Beberapa tindakan pertama yang dapat dilakukan ketika pasien mengalami muntah adalah
sebagai berikut: a. Jangan panik. b. Usahakan untuk tidak makan dan minum selama 15-20
menit setelah muntah. c. Mulailah memberikan minum air putih pelan-pelan untuk
menghindari dehidrasi. Sebaiknya tidak memberikan makan terlebih dahulu. d. Hindari
pemberian susu, jus, atau makanan terutama makan yang mengiritasi lambung. e. Kompres
hangat disekitar ulu hati dapat membantu mengurangi rasa tidak enak setelah muntah. f.
Sebaiknya tidak memposisikan diri tidur terlentang setelah muntah. Hal ini untuk mencegah
respon muntah susulan dan masuknya muntahan ke dalam saluran pernapasan. g.
Sebaiknya tidak mengkonsumsi obat anti muntah tanpa anjuran dokter.
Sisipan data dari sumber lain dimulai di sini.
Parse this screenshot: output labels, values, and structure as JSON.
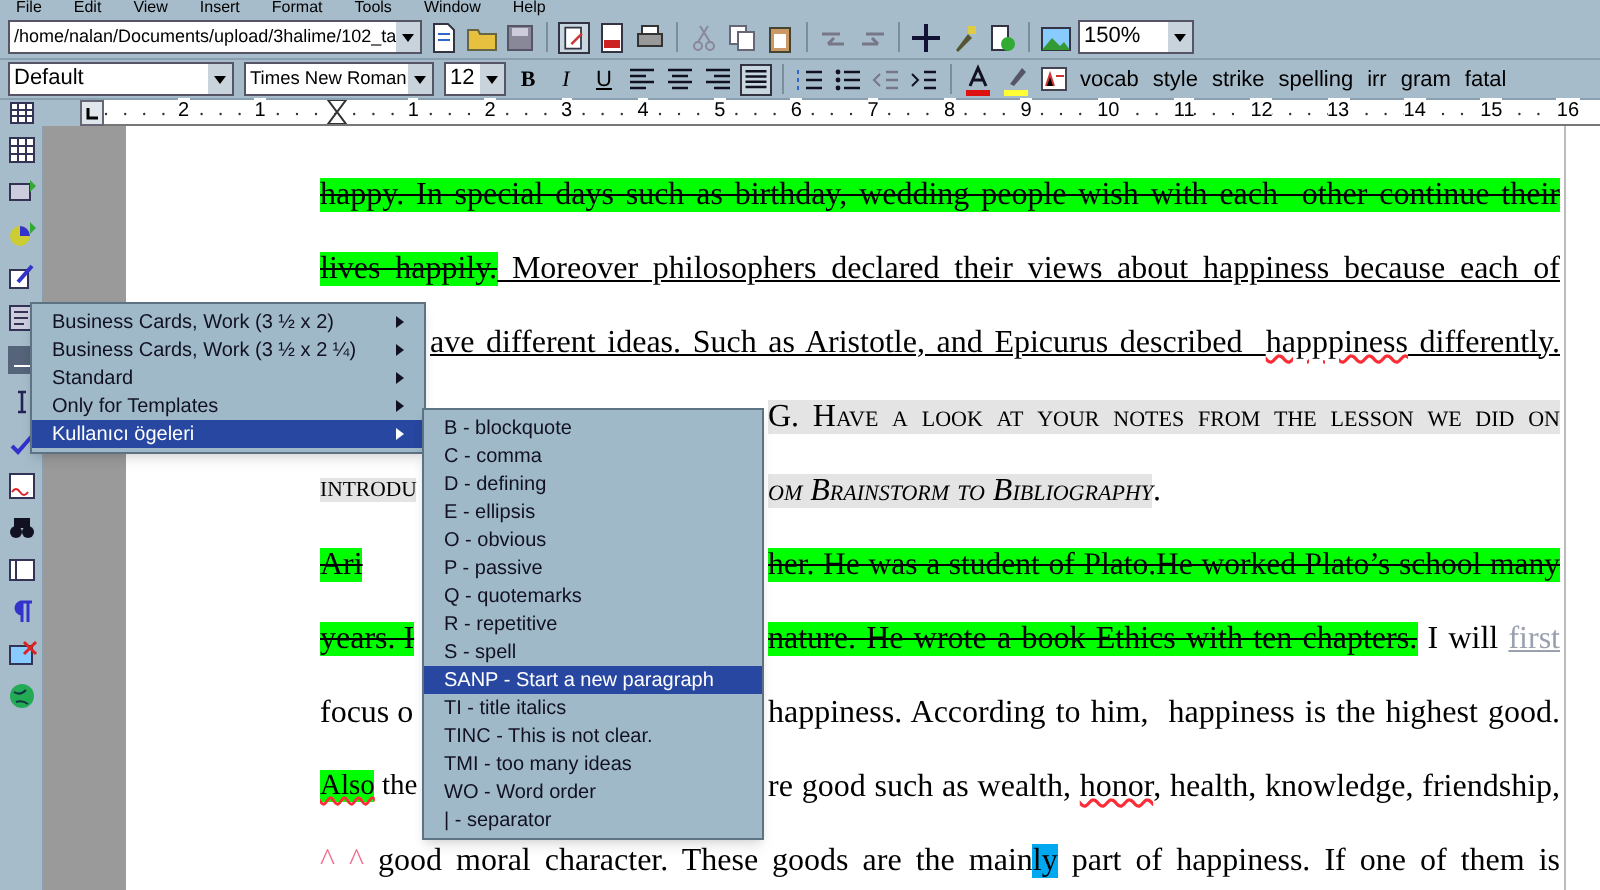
{
  "menu_bar": [
    "File",
    "Edit",
    "View",
    "Insert",
    "Format",
    "Tools",
    "Window",
    "Help"
  ],
  "toolbar": {
    "path": "/home/nalan/Documents/upload/3halime/102_ta",
    "zoom": "150%"
  },
  "format_bar": {
    "style": "Default",
    "font": "Times New Roman",
    "size": "12",
    "bold": "B",
    "italic": "I",
    "underline": "U",
    "alignment": [
      {
        "selected": false
      },
      {
        "selected": false
      },
      {
        "selected": false
      },
      {
        "selected": true
      }
    ],
    "buttons": [
      "vocab",
      "style",
      "strike",
      "spelling",
      "irr",
      "gram",
      "fatal"
    ]
  },
  "ruler": {
    "labels": [
      "2",
      "1",
      "1",
      "2",
      "3",
      "4",
      "5",
      "6",
      "7",
      "8",
      "9",
      "10",
      "11",
      "12",
      "13",
      "14",
      "15",
      "16"
    ]
  },
  "document": {
    "lines": [
      {
        "left": [
          {
            "text": "happy. In special days such as birthday, wedding people wish with each  other continue their",
            "kind": "strike-green"
          }
        ]
      },
      {
        "left": [
          {
            "text": "lives happily.",
            "kind": "strike-green"
          },
          {
            "text": " Moreover philosophers declared their views about happiness because each of",
            "kind": "underline"
          }
        ]
      },
      {
        "right": [
          {
            "text": "ave different ideas. Such as Aristotle, and Epicurus described  ",
            "kind": "underline"
          },
          {
            "text": "happpiness",
            "kind": "misspelled"
          },
          {
            "text": " differently.",
            "kind": "underline"
          }
        ]
      },
      {
        "right": [
          {
            "text": "G. Have a look at your notes from the lesson we did on",
            "kind": "smallcaps"
          }
        ]
      },
      {
        "left": [
          {
            "text": "INTRODU",
            "kind": "smallcaps"
          }
        ],
        "right": [
          {
            "text": "om Brainstorm to Bibliography",
            "kind": "smallcaps-italic"
          },
          {
            "text": ".",
            "kind": "plain"
          }
        ]
      },
      {
        "left": [
          {
            "text": "Ari",
            "kind": "strike-green"
          }
        ],
        "right": [
          {
            "text": "her. He was a student of Plato.He worked Plato’s school many",
            "kind": "strike-green"
          }
        ]
      },
      {
        "left": [
          {
            "text": "years. I",
            "kind": "strike-green"
          }
        ],
        "right": [
          {
            "text": "nature. He wrote a book Ethics with ten chapters.",
            "kind": "strike-green"
          },
          {
            "text": " I will ",
            "kind": "plain"
          },
          {
            "text": "first",
            "kind": "faint-underline"
          }
        ]
      },
      {
        "left": [
          {
            "text": "focus o",
            "kind": "plain"
          }
        ],
        "right": [
          {
            "text": "happiness. According to him,  happiness is the highest good.",
            "kind": "plain"
          }
        ]
      },
      {
        "left": [
          {
            "text": "Also",
            "kind": "green-misspelled"
          },
          {
            "text": " the",
            "kind": "plain"
          }
        ],
        "right": [
          {
            "text": "re good such as wealth, ",
            "kind": "plain"
          },
          {
            "text": "honor",
            "kind": "misspelled"
          },
          {
            "text": ", health, knowledge, friendship,",
            "kind": "plain"
          }
        ]
      },
      {
        "left": [
          {
            "text": "^ ^ ",
            "kind": "marks"
          },
          {
            "text": "good moral character. These goods are the main",
            "kind": "plain"
          },
          {
            "text": "ly",
            "kind": "blue-highlight"
          },
          {
            "text": " part of happiness. If one of them is",
            "kind": "plain"
          }
        ]
      }
    ]
  },
  "context_menu": {
    "items": [
      {
        "label": "Business Cards, Work (3 ½ x 2)",
        "selected": false
      },
      {
        "label": "Business Cards, Work (3 ½ x 2 ¼)",
        "selected": false
      },
      {
        "label": "Standard",
        "selected": false
      },
      {
        "label": "Only for Templates",
        "selected": false
      },
      {
        "label": "Kullanıcı ögeleri",
        "selected": true
      }
    ]
  },
  "submenu": {
    "items": [
      {
        "label": "B - blockquote",
        "selected": false
      },
      {
        "label": "C - comma",
        "selected": false
      },
      {
        "label": "D - defining",
        "selected": false
      },
      {
        "label": "E - ellipsis",
        "selected": false
      },
      {
        "label": "O - obvious",
        "selected": false
      },
      {
        "label": "P - passive",
        "selected": false
      },
      {
        "label": "Q - quotemarks",
        "selected": false
      },
      {
        "label": "R - repetitive",
        "selected": false
      },
      {
        "label": "S - spell",
        "selected": false
      },
      {
        "label": "SANP -  Start a new paragraph",
        "selected": true
      },
      {
        "label": "TI - title italics",
        "selected": false
      },
      {
        "label": "TINC - This is not clear.",
        "selected": false
      },
      {
        "label": "TMI - too many ideas",
        "selected": false
      },
      {
        "label": "WO - Word order",
        "selected": false
      },
      {
        "label": "| - separator",
        "selected": false
      }
    ]
  }
}
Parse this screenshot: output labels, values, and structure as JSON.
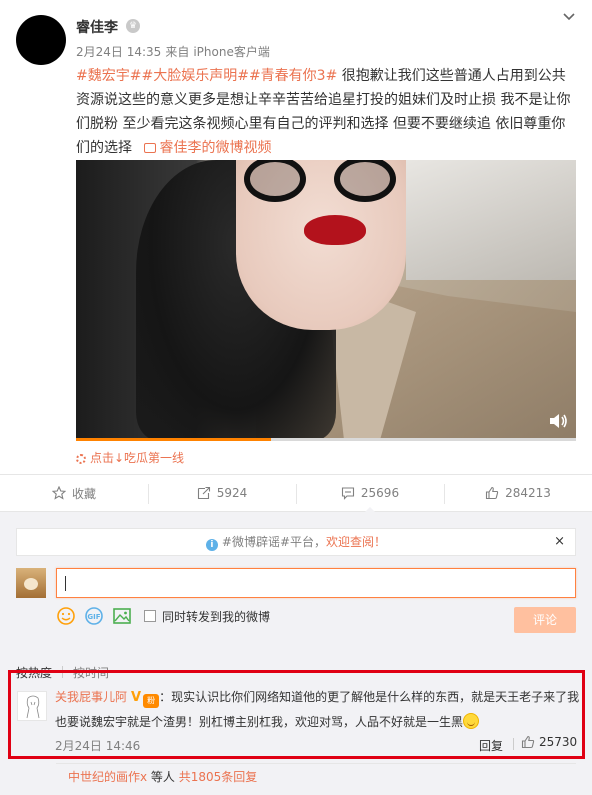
{
  "post": {
    "username": "睿佳李",
    "date": "2月24日 14:35",
    "source_prefix": "来自",
    "source": "iPhone客户端",
    "tags": [
      "#魏宏宇#",
      "#大脸娱乐声明#",
      "#青春有你3#"
    ],
    "body": "很抱歉让我们这些普通人占用到公共资源说这些的意义更多是想让辛辛苦苦给追星打投的姐妹们及时止损 我不是让你们脱粉 至少看完这条视频心里有自己的评判和选择 但要不要继续追 依旧尊重你们的选择",
    "video_link": "睿佳李的微博视频",
    "video_progress": 0.39,
    "video_source": "点击↓吃瓜第一线"
  },
  "actions": {
    "favorite": "收藏",
    "forward": "5924",
    "comment": "25696",
    "like": "284213"
  },
  "notice": {
    "text": "#微博辟谣#平台，",
    "link": "欢迎查阅！",
    "close": "×"
  },
  "composer": {
    "sync_label": "同时转发到我的微博",
    "submit": "评论"
  },
  "sort": {
    "hot": "按热度",
    "time": "按时间"
  },
  "top_comment": {
    "user": "关我屁事儿阿",
    "badge": "V",
    "text": "：现实认识比你们网络知道他的更了解他是什么样的东西，就是天王老子来了我也要说魏宏宇就是个渣男！别杠博主别杠我，欢迎对骂，人品不好就是一生黑",
    "time": "2月24日 14:46",
    "reply": "回复",
    "likes": "25730"
  },
  "sub_reply": {
    "user": "中世纪的画作x",
    "middle": " 等人 ",
    "count": "共1805条回复"
  }
}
Apabila terjadi hal-hal berikut, maka pasien dianjurkan berkonsultasi dengan dokter.
Muntah terus terjadi selama 24 jam dan tidak dapat mentoleransi pemberian makan dan
minum. Muntah disertai demam dan nyeri pada perut atau berwarna kuning atau kehijauan.
Tanda-tanda dehidrasi seperti lemas, mengigau dan mengantuk.

Mual yang menyertai sensasi berputar (vertigo), kehamilan dan obat-obatan tertentu.
Muntah disertai demam dan keras pada bagian perut. Usia penderita muntah di bawah dua
bulan. Jika selalu muntah sesaat setelah diberikan minum.

BAB III PENUTUP 3.1

Kesimpulan

Muntah difenisikan sebagai keluarnya isi lambung sampai ke mulut dengan paksa atau
dengan kekuatan. Muntah terjadi bila terdapat rangsangan pada pusat muntah (Vomiting
Centre), suatu pusat kendali di medulla berdekatan dengan pusat pernapasan atau
Chemoreceptor Trigger Zone (CTZ) di area postrema pada lantai ventrikel keempat Susunan
Saraf. Antimuntah atau antiemetik adalah obat yang dapat mengatasi muntah dan mual.
Antiemesis bekerja dengan cara menghambat zat kimia tertentu yang mengaktivasi pusat
mual dan muntah di otak. Obat-obatan antimuntah terdiri dari antagonis serotonin,
antagonis dopamin, antagonis histamin, antikolinergik, kanabinoid, dan benzodiasepin. 3.2

Saran

Sebagai calon tenaga kesehatan sangat penting untuk mengetahui cara pemberian obat
maupun cara kerja obat di dalam tubuh. Sebagai calon tenaga apoteker, kita harus
mengkhususkan diri pada obat-obatan dan mempelajari obat-obat yang tergolong obat
antiemetik atau anti muntah tersebut.

DAFTAR PUSTAKA Karch, Amy M. 2003. Buku Ajar Farmakologi Keperawatan. Jakarta: EGC
Kee, Joyce L, dan Evelyn R. Hayes.1996. Farmakologi. Jakarta: EGC Neal, M. J. 2006. At a
Glance: Farmakologi Medis. Edisi Kelima.Jakarta.Erlangga. Sutistia G.Ganiswara .2007.
Farmakologi Dan Terapi edisi V. Jakarta:Gaya Baru Tjay, T. H. dan Rahardja, K. 2006. Obat-
Obat Penting: Khasiat, Penggunaan, dan Efek-efek Sampingnya.Jakarta:PT Elex Media
Komputindo. Yulinah, E. 2008. ISO Farmakoterapi.Jakarta: PT ISFI Penerbitan.